The residency will culminate in a reception and exhibition in the OSilas Gallery on Thursday, June 9 at 7pm. A unique collection of the four artists’ paintings and drawings, with themes either rooted in South India or inspired by the residency in New York, will be on display and available for purchase, with proceeds benefiting future artist residencies and programs of the OSilas Gallery. Art historian, Dr. Ashrafi Bhagat, will speak about the artists’ work and contemporary art in India.
All the four artists hold advanced degrees in fine arts from the Government College of Fine Arts in Chennai, or the Government College of Arts and Crafts in Kumbakonam, both in the southern region of Tamil Nadu. Works by Ranjit and Manoharan are in the collection of India’s National Gallery of Modern Art in New Delhi, and all these artists have exhibited frequently in Indian cities as well as in Singapore, Malaysia and other Asian and Middle Eastern centers.

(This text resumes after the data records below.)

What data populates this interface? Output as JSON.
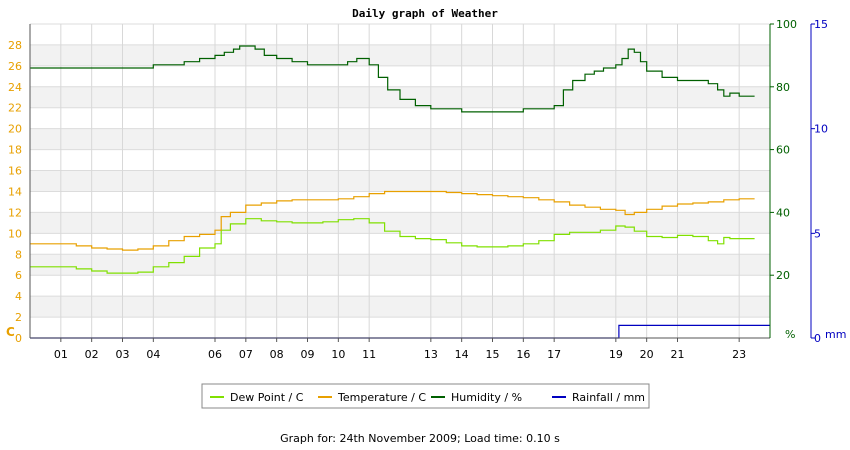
{
  "chart_data": {
    "type": "line",
    "title": "Daily graph of Weather",
    "x_ticks": [
      "01",
      "02",
      "03",
      "04",
      "06",
      "07",
      "08",
      "09",
      "10",
      "11",
      "13",
      "14",
      "15",
      "16",
      "17",
      "19",
      "20",
      "21",
      "23"
    ],
    "x_range": [
      0,
      24
    ],
    "grid": true,
    "left_axis": {
      "unit_label": "C",
      "range": [
        0,
        30
      ],
      "ticks": [
        "0",
        "2",
        "4",
        "6",
        "8",
        "10",
        "12",
        "14",
        "16",
        "18",
        "20",
        "22",
        "24",
        "26",
        "28"
      ],
      "color": "#e8a000"
    },
    "right_axis_humidity": {
      "unit_label": "%",
      "range": [
        0,
        100
      ],
      "ticks": [
        "20",
        "40",
        "60",
        "80",
        "100"
      ],
      "color": "#006000"
    },
    "right_axis_rain": {
      "unit_label": "mm",
      "range": [
        0,
        15
      ],
      "ticks": [
        "0",
        "5",
        "10",
        "15"
      ],
      "color": "#0000c0"
    },
    "series": [
      {
        "name": "Dew Point / C",
        "axis": "left",
        "color": "#80e000",
        "x": [
          0,
          1,
          1.5,
          2,
          2.5,
          3,
          3.5,
          4,
          4.5,
          5,
          5.5,
          6,
          6.2,
          6.5,
          7,
          7.5,
          8,
          8.5,
          9,
          9.5,
          10,
          10.5,
          11,
          11.5,
          12,
          12.5,
          13,
          13.5,
          14,
          14.5,
          15,
          15.5,
          16,
          16.5,
          17,
          17.5,
          18,
          18.5,
          19,
          19.3,
          19.6,
          20,
          20.5,
          21,
          21.5,
          22,
          22.3,
          22.5,
          22.7,
          23,
          23.5
        ],
        "y": [
          6.8,
          6.8,
          6.6,
          6.4,
          6.2,
          6.2,
          6.3,
          6.8,
          7.2,
          7.8,
          8.6,
          9.0,
          10.3,
          10.9,
          11.4,
          11.2,
          11.1,
          11.0,
          11.0,
          11.1,
          11.3,
          11.4,
          11.0,
          10.2,
          9.7,
          9.5,
          9.4,
          9.1,
          8.8,
          8.7,
          8.7,
          8.8,
          9.0,
          9.3,
          9.9,
          10.1,
          10.1,
          10.3,
          10.7,
          10.6,
          10.2,
          9.7,
          9.6,
          9.8,
          9.7,
          9.3,
          9.0,
          9.6,
          9.5,
          9.5,
          9.5
        ]
      },
      {
        "name": "Temperature / C",
        "axis": "left",
        "color": "#e8a000",
        "x": [
          0,
          1,
          1.5,
          2,
          2.5,
          3,
          3.5,
          4,
          4.5,
          5,
          5.5,
          6,
          6.2,
          6.5,
          7,
          7.5,
          8,
          8.5,
          9,
          9.5,
          10,
          10.5,
          11,
          11.5,
          12,
          12.5,
          13,
          13.5,
          14,
          14.5,
          15,
          15.5,
          16,
          16.5,
          17,
          17.5,
          18,
          18.5,
          19,
          19.3,
          19.6,
          20,
          20.5,
          21,
          21.5,
          22,
          22.5,
          23,
          23.5
        ],
        "y": [
          9.0,
          9.0,
          8.8,
          8.6,
          8.5,
          8.4,
          8.5,
          8.8,
          9.3,
          9.7,
          9.9,
          10.3,
          11.6,
          12.0,
          12.7,
          12.9,
          13.1,
          13.2,
          13.2,
          13.2,
          13.3,
          13.5,
          13.8,
          14.0,
          14.0,
          14.0,
          14.0,
          13.9,
          13.8,
          13.7,
          13.6,
          13.5,
          13.4,
          13.2,
          13.0,
          12.7,
          12.5,
          12.3,
          12.2,
          11.8,
          12.0,
          12.3,
          12.6,
          12.8,
          12.9,
          13.0,
          13.2,
          13.3,
          13.3
        ]
      },
      {
        "name": "Humidity / %",
        "axis": "right_humidity",
        "color": "#006000",
        "x": [
          0,
          1,
          1.5,
          2,
          2.5,
          3,
          3.5,
          4,
          4.5,
          5,
          5.5,
          6,
          6.3,
          6.6,
          6.8,
          7,
          7.3,
          7.6,
          8,
          8.5,
          9,
          9.5,
          10,
          10.3,
          10.6,
          11,
          11.3,
          11.6,
          12,
          12.5,
          13,
          13.5,
          14,
          14.5,
          15,
          15.5,
          16,
          16.5,
          17,
          17.3,
          17.6,
          18,
          18.3,
          18.6,
          19,
          19.2,
          19.4,
          19.6,
          19.8,
          20,
          20.5,
          21,
          21.5,
          22,
          22.3,
          22.5,
          22.7,
          23,
          23.5
        ],
        "y": [
          86,
          86,
          86,
          86,
          86,
          86,
          86,
          87,
          87,
          88,
          89,
          90,
          91,
          92,
          93,
          93,
          92,
          90,
          89,
          88,
          87,
          87,
          87,
          88,
          89,
          87,
          83,
          79,
          76,
          74,
          73,
          73,
          72,
          72,
          72,
          72,
          73,
          73,
          74,
          79,
          82,
          84,
          85,
          86,
          87,
          89,
          92,
          91,
          88,
          85,
          83,
          82,
          82,
          81,
          79,
          77,
          78,
          77,
          77
        ]
      },
      {
        "name": "Rainfall / mm",
        "axis": "right_rain",
        "color": "#0000c0",
        "x": [
          0,
          19.1,
          19.1,
          24
        ],
        "y": [
          0,
          0,
          0.6,
          0.6
        ]
      }
    ]
  },
  "footer": {
    "text": "Graph for: 24th November 2009; Load time: 0.10 s"
  }
}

Yet their work is little known in North America, and this residency provides an extraordinary opportunity for Concordia College to showcase new talent, for artists based in the New York area and the visiting artists to exchange ideas and techniques, and for the international visitors to experience the riches of New York City’s outstanding art collections. Speaking recently in Chennai, two of the artists selected, Sivabalan and Elayaraja, said they hoped to draw fresh inspiration and recognition from the opportunity to travel to New York. Elayaraja, for example, whose highly realistic portraits are in the tradition of Rembrandt and Vermeer, longs to see the original works of those great masters. Sivabalan, for his part, cannot wait to see New York’s unparalleled collection of Impressionists and modern masters such as Monet and Gauguin.